Average Price of a Movie Ticket Rises to $8.97 in 2017
Individual admissions, meanwhile, declined by more than six percent.
While the average price of a movie ticket in the U.S. rose to $8.97 in 2017, an increase of 3.69 percent, total domestic box office in North America dropped by 2.55 percent to $11.091 billion, according to information released Wednesday by the National Association of Theatre Owners.
Despite the increase in ticket prices, the overall decline in ticket revenue was caused by a drop in overall admissions, which fell by 6.03 percent to 1.236 billion.
While the average ticket price hit $8.97, it remained below the cost of an average ticket in 1977 when adjusted for inflation.
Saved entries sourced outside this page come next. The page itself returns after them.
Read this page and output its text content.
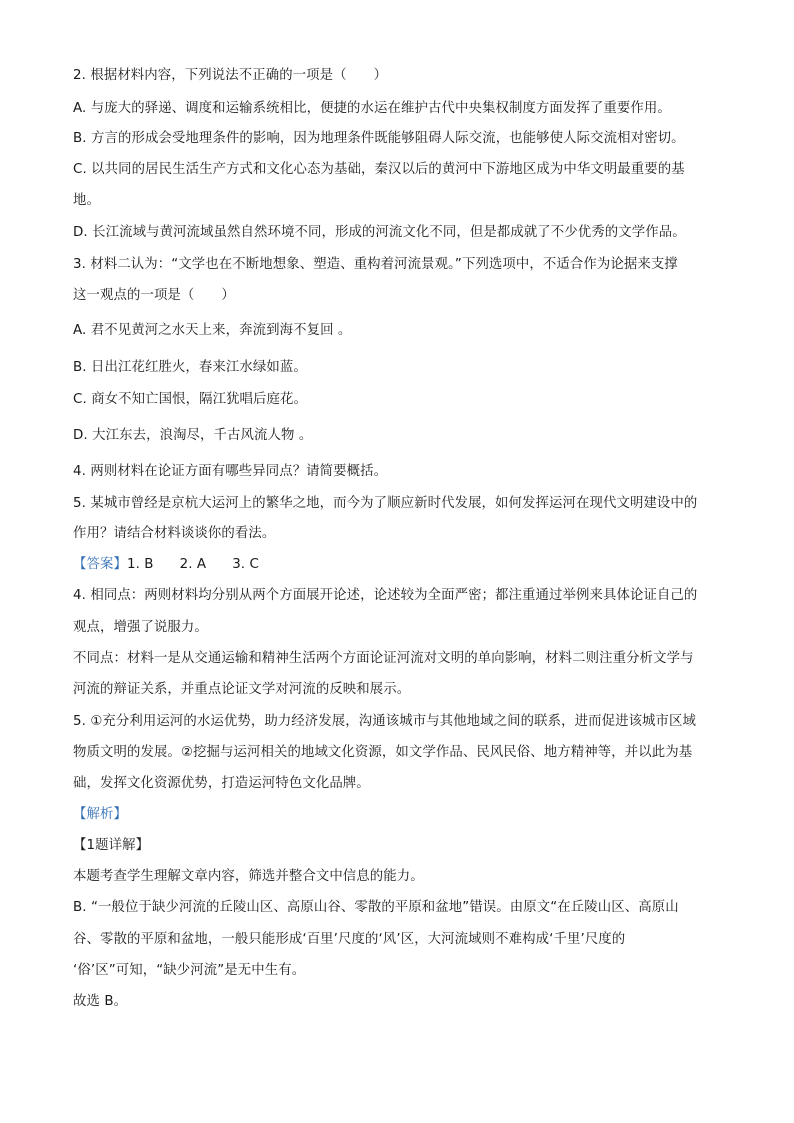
2. 根据材料内容，下列说法不正确的一项是（　　）
A. 与庞大的驿递、调度和运输系统相比，便捷的水运在维护古代中央集权制度方面发挥了重要作用。
B. 方言的形成会受地理条件的影响，因为地理条件既能够阻碍人际交流，也能够使人际交流相对密切。
C. 以共同的居民生活生产方式和文化心态为基础，秦汉以后的黄河中下游地区成为中华文明最重要的基
地。
D. 长江流域与黄河流域虽然自然环境不同，形成的河流文化不同，但是都成就了不少优秀的文学作品。
3. 材料二认为：“文学也在不断地想象、塑造、重构着河流景观。”下列选项中，不适合作为论据来支撑
这一观点的一项是（　　）
A. 君不见黄河之水天上来，奔流到海不复回 。
B. 日出江花红胜火，春来江水绿如蓝。
C. 商女不知亡国恨，隔江犹唱后庭花。
D. 大江东去，浪淘尽，千古风流人物 。
4. 两则材料在论证方面有哪些异同点？请简要概括。
5. 某城市曾经是京杭大运河上的繁华之地，而今为了顺应新时代发展，如何发挥运河在现代文明建设中的
作用？请结合材料谈谈你的看法。
【答案】1. B 2. A 3. C
4. 相同点：两则材料均分别从两个方面展开论述，论述较为全面严密；都注重通过举例来具体论证自己的
观点，增强了说服力。
不同点：材料一是从交通运输和精神生活两个方面论证河流对文明的单向影响，材料二则注重分析文学与
河流的辩证关系，并重点论证文学对河流的反映和展示。
5. ①充分利用运河的水运优势，助力经济发展，沟通该城市与其他地域之间的联系，进而促进该城市区域
物质文明的发展。②挖掘与运河相关的地域文化资源，如文学作品、民风民俗、地方精神等，并以此为基
础，发挥文化资源优势，打造运河特色文化品牌。
【解析】
【1题详解】
本题考查学生理解文章内容，筛选并整合文中信息的能力。
B. “一般位于缺少河流的丘陵山区、高原山谷、零散的平原和盆地”错误。由原文“在丘陵山区、高原山
谷、零散的平原和盆地，一般只能形成‘百里’尺度的‘风’区，大河流域则不难构成‘千里’尺度的
‘俗’区”可知，“缺少河流”是无中生有。
故选 B。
Back then, a ticket cost $2.23, the equivalent of $9.40 in today's currency.
For the final quarter of the year, the average ticket price hit $9.18, up from $8.79 in the fourth quarter of 2016. Fourth-quarter ticket prices reflected the more expensive tickets sold for 3D and large-format screens which were in demand as well as the roster of adult-skewing, awards-contending films hitting the multiplex.
While the 6.03 percent drop in admissions was the steepest decline in the past decade, over those 10 years the number of annual admissions has actually bounced around the 1.3 billion mark — increasing four times, decreasing five times and staying even with the previous year on one occasion.
In terms of admissions, 2017 had a strong first quarter, with hits like Beauty and the Beast contributing to a record-setting Q1 in terms of both admissions and box office. But then the tide turned because of a disappointing summer, in which a number of sequels failed to perform up to expectations. A particularly downbeat August accounted for half of the summer 2017 shortfall, according to NATO. Moviegoing rebounded in the fourth quarter of the year to nearly the level of 2016, as 315 million tickets were sold compared to 319 million in fourth quarter 2016.
From the theater owners’ perspective, the see-sawing business during the course of 2017 only underscored the need for Hollywood to maintain a balanced, compelling release schedule throughout all 52 weeks of the year.